Squares

I know a lot of squares reflexively, by association rather than calculation, but the upper limit varies. When I wrote Powers of N, the limit was 27; but right now it's 32, since I happen to know 28² = 784, and the rest are easy. With a quick review I can push the limit up to 41, and with only a bit of effort I can push it to 50 or 55. That's a fairly recent development, though, helped along by learning the products up to 2100. Only the prime squares count as true products, but the other squares are useful as reference points; for example, 41×43 = 42²−1.

Anyway, here's a table of all the squares I'm interested in.

0	0			50	2500
1	1	49	2401	51	2601
2	4	48	2304	52	2704
3	9	47	2209	53	2809
4	16	46	2116	54	2916
5	25	45	2025	55	3025
6	36	44	1936
7	49	43	1849
8	64	42	1764
9	81	41	1681
10	100	40	1600
11	121	39	1521
12	144	38	1444
13	169	37	1369
14	196	36	1296
15	225	35	1225
16	256	34	1156
17	289	33	1089
18	324	32	1024
19	361	31	961
20	400	30	900
21	441	29	841
22	484	28	784
23	529	27	729
24	576	26	676
		25	625

Now, here's a funny thing. As long as I can remember, I've known the squares 24² = 576 and 26² = 676; I found them memorable because by strange coincidence they had the same last digits. Yes, believe it or not, it wasn't until a year or two ago that I noticed the pattern.

(25+d)² = (25−d)² + 100d

As d approaches 25, 25+d starts to look more like 50−n.

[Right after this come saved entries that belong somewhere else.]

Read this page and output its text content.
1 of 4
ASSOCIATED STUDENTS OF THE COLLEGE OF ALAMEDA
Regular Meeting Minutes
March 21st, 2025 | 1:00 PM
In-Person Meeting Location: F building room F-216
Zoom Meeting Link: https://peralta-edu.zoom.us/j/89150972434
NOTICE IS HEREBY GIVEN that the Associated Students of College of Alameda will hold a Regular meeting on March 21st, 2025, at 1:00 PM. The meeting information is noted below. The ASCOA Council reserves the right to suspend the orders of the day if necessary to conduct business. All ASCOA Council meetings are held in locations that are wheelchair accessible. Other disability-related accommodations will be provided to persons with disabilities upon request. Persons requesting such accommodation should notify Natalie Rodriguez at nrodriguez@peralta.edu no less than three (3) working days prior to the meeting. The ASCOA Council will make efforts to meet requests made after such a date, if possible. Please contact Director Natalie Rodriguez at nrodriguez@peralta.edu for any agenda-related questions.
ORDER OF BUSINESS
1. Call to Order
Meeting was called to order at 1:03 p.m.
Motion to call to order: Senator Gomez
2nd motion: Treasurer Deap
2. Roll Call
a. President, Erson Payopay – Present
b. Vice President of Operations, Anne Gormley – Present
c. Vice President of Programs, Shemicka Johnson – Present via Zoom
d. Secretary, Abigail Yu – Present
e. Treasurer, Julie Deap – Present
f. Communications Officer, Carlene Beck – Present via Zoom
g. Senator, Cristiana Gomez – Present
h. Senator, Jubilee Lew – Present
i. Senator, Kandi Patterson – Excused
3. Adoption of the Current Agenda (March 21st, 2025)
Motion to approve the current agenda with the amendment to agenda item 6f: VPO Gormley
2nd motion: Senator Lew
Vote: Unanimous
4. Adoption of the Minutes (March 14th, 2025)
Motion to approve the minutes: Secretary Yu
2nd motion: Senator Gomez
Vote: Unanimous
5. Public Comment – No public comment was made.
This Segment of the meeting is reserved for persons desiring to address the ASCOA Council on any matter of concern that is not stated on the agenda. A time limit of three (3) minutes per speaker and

(50−n)² = 2500 − 100n + n²

That's “another” pattern I'd never noticed, even though I've known about the striking number 49² = 7⁴ = 2401 essentially forever.

Finally, as you can see in the table, the pattern continues for numbers over 50.

(50+n)² = 2500 + 100n + n²

The whole thing is really just a consequence of two little facts: (−x)² = x², and (x+2m)² ≡ x² mod 4m.